Bruno Razafitrimo était absent de Nice le soir de l’attentat. En ce jour de fête nationale en France, quelque 30.000 personnes s’étaient réunies sur la Promenade des Anglais, le long de la Méditerranée, pour le traditionnel feu d’artifice, dont Mino, 35 ans, et les deux enfants du couple, Amaury, six ans au moment du drame, et Andrew, quatre ans.

C’est dans cette foule qu’a foncé avec un camion Mohamed Lahouaiej-Bouhlel tuant 86 personnes dont la femme de Bruno.

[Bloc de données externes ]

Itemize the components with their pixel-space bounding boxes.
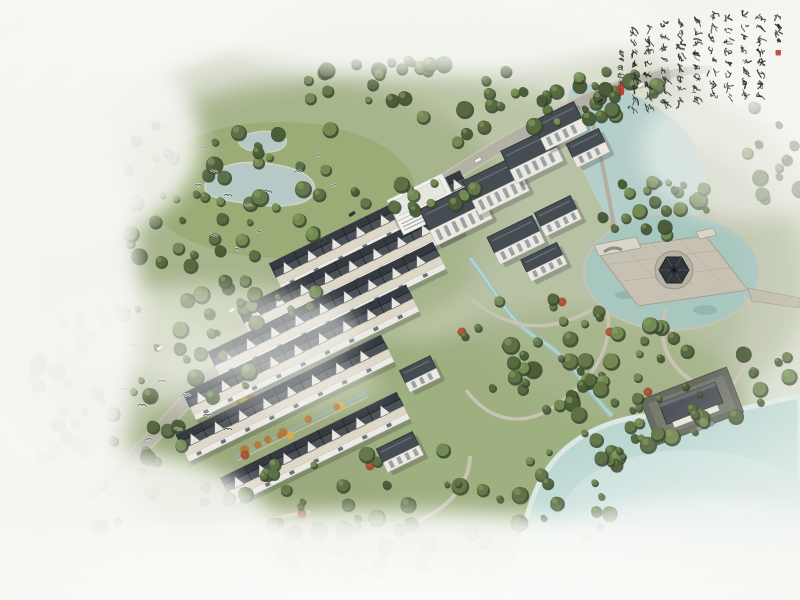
- aerial-rendering: architectural aerial rendering: [0, 0, 800, 600]
- calligraphy-stroke: [682, 31, 683, 34]
- seal-stamp: [618, 84, 624, 95]
- rendering-scene: architectural aerial rendering: [0, 0, 800, 600]
- vignette: [0, 0, 800, 600]
- calligraphy-stroke: [725, 15, 726, 21]
- seal-stamp: [776, 50, 782, 56]
- calligraphy-stroke: [645, 62, 646, 66]
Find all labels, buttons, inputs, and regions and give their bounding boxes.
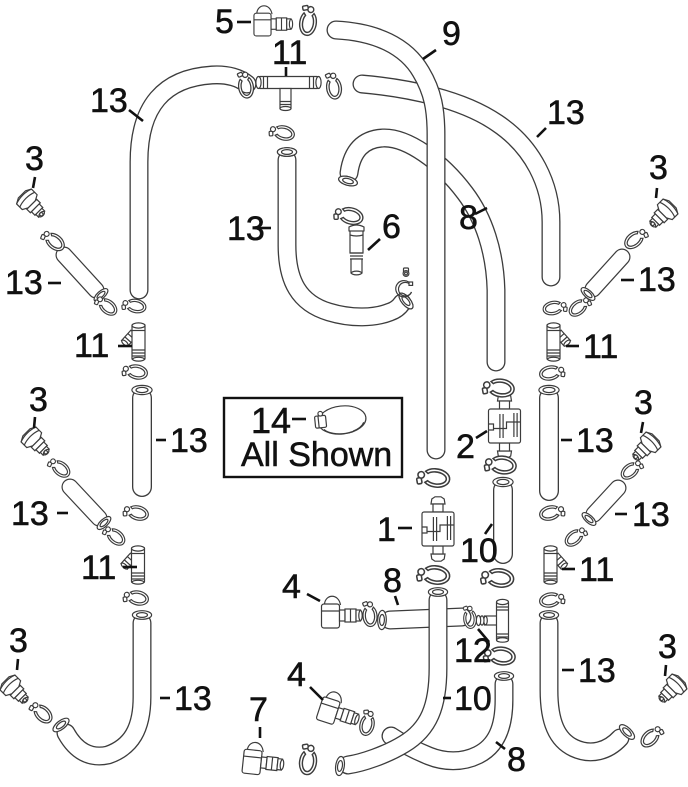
svg-text:14: 14 xyxy=(251,400,291,441)
svg-text:All Shown: All Shown xyxy=(241,436,392,474)
svg-text:13: 13 xyxy=(638,261,676,299)
svg-text:9: 9 xyxy=(442,15,461,53)
svg-text:11: 11 xyxy=(74,327,109,365)
svg-text:11: 11 xyxy=(272,34,307,72)
svg-text:5: 5 xyxy=(215,3,234,41)
svg-text:13: 13 xyxy=(632,496,670,534)
svg-text:3: 3 xyxy=(658,628,677,666)
svg-text:1: 1 xyxy=(377,511,396,549)
svg-text:10: 10 xyxy=(460,532,498,570)
svg-text:3: 3 xyxy=(649,149,668,187)
svg-text:13: 13 xyxy=(547,94,585,132)
svg-text:13: 13 xyxy=(578,652,616,690)
svg-text:8: 8 xyxy=(459,199,478,237)
svg-text:13: 13 xyxy=(5,264,43,302)
svg-text:13: 13 xyxy=(174,680,212,718)
svg-text:8: 8 xyxy=(383,562,402,600)
svg-text:11: 11 xyxy=(583,328,618,366)
svg-text:11: 11 xyxy=(81,549,116,587)
svg-text:7: 7 xyxy=(249,691,268,729)
svg-text:8: 8 xyxy=(507,741,526,779)
svg-text:10: 10 xyxy=(454,680,492,718)
svg-text:4: 4 xyxy=(282,568,301,606)
svg-text:13: 13 xyxy=(576,422,614,460)
svg-text:3: 3 xyxy=(634,384,653,422)
svg-text:3: 3 xyxy=(9,622,28,660)
svg-text:13: 13 xyxy=(11,495,49,533)
svg-text:11: 11 xyxy=(579,551,614,589)
svg-text:2: 2 xyxy=(456,428,475,466)
svg-text:6: 6 xyxy=(382,208,401,246)
svg-text:13: 13 xyxy=(90,82,128,120)
svg-text:13: 13 xyxy=(170,422,208,460)
svg-text:3: 3 xyxy=(29,381,48,419)
svg-text:4: 4 xyxy=(287,656,306,694)
svg-text:3: 3 xyxy=(25,140,44,178)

Andrew, son plus jeune fils, a eu la vie sauve car « il a lâché la main de sa maman », explique à l’AFP d’une voix douce et posée, cet homme originaire comme son épouse décédée de Madagascar, son île de l’océan indien qu’il a quittée en 2001.

Depuis, Bruno doit être « à la fois le papa et la maman » avec ses deux garçons, dont le plus grand va entrer en cinquième et le deuxième en CM2. Il a consolé bien des chagrins, prenant parfois les enfants dans son lit « les soirs de coups de blues », avait-il raconté l’année dernière à l’AFP qui suit son parcours. « Ca leur est arrivé, surtout Andrew, qui avait 4 ans, de demander ‘Mais maman, elle va quand même rentrer un jour ?' ».

Pris en charge par des psychologues juste après l’attentat, les enfants n’ont désormais plus de suivi. « Pendant la période du Covid, on a continué à avoir des entretiens par téléphone avec des psychologues. Mais après, on n’a plus eu aucun contact ».

Vie « mise de côté »

De leur maman, ils parlent encore souvent, « au présent ». « Moi j’ai perdu mon père à sept ans, eux je suis étonné de tous les souvenirs qu’ils ont gardés d’elle », se félicite Bruno.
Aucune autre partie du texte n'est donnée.